Confounding variables in determining cause and effect
The causality linking job losses to reduced business revenue is obviously grounded in reality, at least to a large extent. After all, it is self-evident that a firm with one million dollars in annual revenue cannot pay a two-million-dollar annual payroll without going into either debt or bankruptcy. However, at least some of the apparent or alleged causality is difficult to confirm quantitatively, because the data collection and analysis that would be required to do so faces high barriers to implementation, principally the privacy surrounding the accountancy. There is a common theme among working people, although it is not widely studied or reported in reliable academic or journalistic sources, along the lines that firms are "using the recession as an excuse" for staff reductions whose true root causes lie elsewhere, such as:
This theme also extends to compensation reduction or growth freezes, with the suspicion again being that the recession is an excuse for, e.g., wage raise freezes, wage cuts, or increasing the employees' contribution percentage for (or lowering the benefits of) company health insurance, company retirement plans, and so on.
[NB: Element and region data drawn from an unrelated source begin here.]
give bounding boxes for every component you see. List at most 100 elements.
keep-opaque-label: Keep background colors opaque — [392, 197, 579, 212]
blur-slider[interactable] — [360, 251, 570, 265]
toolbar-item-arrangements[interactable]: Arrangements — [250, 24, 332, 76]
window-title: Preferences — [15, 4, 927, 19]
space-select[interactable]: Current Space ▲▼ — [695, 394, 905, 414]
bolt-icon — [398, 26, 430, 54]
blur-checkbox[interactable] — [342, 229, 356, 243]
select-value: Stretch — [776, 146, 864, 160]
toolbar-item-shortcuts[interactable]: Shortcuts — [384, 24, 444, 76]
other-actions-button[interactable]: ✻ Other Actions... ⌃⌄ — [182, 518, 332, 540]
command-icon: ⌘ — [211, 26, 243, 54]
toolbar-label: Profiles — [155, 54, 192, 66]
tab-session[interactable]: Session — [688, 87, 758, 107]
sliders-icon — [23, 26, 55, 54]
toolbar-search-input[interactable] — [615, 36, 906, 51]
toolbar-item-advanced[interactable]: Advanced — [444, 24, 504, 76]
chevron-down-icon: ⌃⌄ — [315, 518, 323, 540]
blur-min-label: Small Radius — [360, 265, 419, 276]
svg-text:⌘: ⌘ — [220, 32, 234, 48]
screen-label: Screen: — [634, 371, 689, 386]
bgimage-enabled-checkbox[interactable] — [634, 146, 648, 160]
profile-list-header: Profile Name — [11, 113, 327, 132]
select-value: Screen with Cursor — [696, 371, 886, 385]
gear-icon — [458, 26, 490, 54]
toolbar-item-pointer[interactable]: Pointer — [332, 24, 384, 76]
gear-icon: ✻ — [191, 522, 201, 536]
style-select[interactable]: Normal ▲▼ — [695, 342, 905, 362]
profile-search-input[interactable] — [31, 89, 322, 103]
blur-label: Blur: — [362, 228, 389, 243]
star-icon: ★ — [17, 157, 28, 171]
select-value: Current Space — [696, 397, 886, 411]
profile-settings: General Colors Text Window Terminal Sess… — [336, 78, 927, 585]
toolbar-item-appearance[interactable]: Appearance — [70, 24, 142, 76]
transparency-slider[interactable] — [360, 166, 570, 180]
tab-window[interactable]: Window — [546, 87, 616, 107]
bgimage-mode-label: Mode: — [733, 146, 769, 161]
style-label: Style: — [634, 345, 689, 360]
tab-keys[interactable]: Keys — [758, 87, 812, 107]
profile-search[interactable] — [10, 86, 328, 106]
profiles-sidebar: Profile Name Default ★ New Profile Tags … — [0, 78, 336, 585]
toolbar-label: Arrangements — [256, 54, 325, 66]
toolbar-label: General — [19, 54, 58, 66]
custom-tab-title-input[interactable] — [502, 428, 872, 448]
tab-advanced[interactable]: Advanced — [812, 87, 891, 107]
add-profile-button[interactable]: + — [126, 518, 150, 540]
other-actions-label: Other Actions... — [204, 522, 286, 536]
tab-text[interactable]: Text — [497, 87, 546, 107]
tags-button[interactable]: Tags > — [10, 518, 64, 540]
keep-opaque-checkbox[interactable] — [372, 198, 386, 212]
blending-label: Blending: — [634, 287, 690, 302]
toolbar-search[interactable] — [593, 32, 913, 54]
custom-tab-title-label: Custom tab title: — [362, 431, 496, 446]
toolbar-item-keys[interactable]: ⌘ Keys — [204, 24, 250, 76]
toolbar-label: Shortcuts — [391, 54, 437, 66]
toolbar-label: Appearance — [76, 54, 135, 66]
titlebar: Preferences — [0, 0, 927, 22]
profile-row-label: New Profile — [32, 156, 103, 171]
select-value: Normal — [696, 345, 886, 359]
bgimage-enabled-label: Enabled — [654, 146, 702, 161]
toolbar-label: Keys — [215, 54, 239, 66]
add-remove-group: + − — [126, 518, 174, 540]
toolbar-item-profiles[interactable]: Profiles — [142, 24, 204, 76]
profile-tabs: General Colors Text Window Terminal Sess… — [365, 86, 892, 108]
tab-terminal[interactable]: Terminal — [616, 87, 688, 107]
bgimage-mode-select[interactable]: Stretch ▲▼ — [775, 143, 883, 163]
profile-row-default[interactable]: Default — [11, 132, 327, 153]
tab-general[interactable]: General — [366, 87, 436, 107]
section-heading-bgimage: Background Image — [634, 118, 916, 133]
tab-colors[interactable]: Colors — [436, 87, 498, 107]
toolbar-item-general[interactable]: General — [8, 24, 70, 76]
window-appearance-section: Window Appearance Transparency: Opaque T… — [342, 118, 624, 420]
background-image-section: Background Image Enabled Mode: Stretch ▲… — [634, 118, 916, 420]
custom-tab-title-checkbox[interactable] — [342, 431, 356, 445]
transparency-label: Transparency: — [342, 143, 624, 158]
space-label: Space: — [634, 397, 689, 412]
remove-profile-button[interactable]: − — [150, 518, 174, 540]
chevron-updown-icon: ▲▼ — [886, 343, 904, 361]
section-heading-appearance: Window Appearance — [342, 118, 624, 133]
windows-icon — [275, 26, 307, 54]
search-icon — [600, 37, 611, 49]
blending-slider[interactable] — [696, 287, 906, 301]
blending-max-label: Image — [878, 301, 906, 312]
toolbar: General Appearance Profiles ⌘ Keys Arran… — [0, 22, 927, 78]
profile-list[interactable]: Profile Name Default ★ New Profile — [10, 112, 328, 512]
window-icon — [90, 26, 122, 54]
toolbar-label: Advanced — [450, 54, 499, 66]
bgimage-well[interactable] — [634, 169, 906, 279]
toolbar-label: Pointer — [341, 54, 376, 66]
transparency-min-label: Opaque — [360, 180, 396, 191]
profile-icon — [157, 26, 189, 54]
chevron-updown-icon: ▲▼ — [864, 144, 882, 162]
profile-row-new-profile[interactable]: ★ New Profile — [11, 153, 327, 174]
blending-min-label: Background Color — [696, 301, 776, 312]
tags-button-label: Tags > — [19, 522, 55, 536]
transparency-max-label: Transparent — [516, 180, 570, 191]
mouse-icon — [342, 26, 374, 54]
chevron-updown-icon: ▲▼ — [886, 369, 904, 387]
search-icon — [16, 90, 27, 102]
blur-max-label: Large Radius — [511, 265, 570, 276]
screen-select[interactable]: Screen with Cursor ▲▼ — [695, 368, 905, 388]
It is very difficult to accurately detect, verify, or track the data that would be needed to test these hypotheses. Short of any outright auditing (which has no legally justifiable basis), firms have a fair amount of plausible deniability. As for the concern that productivity growth drives unemployment, the very idea is controversial, and it depends on whatever the true reality may be in the relationship of automation to unemployment. Certainly a pattern of multiple jobless recoveries, where GDP grows while employment stagnates, makes the public wonder about firms' assurances that all layoffs are necessitated by business conditions alone.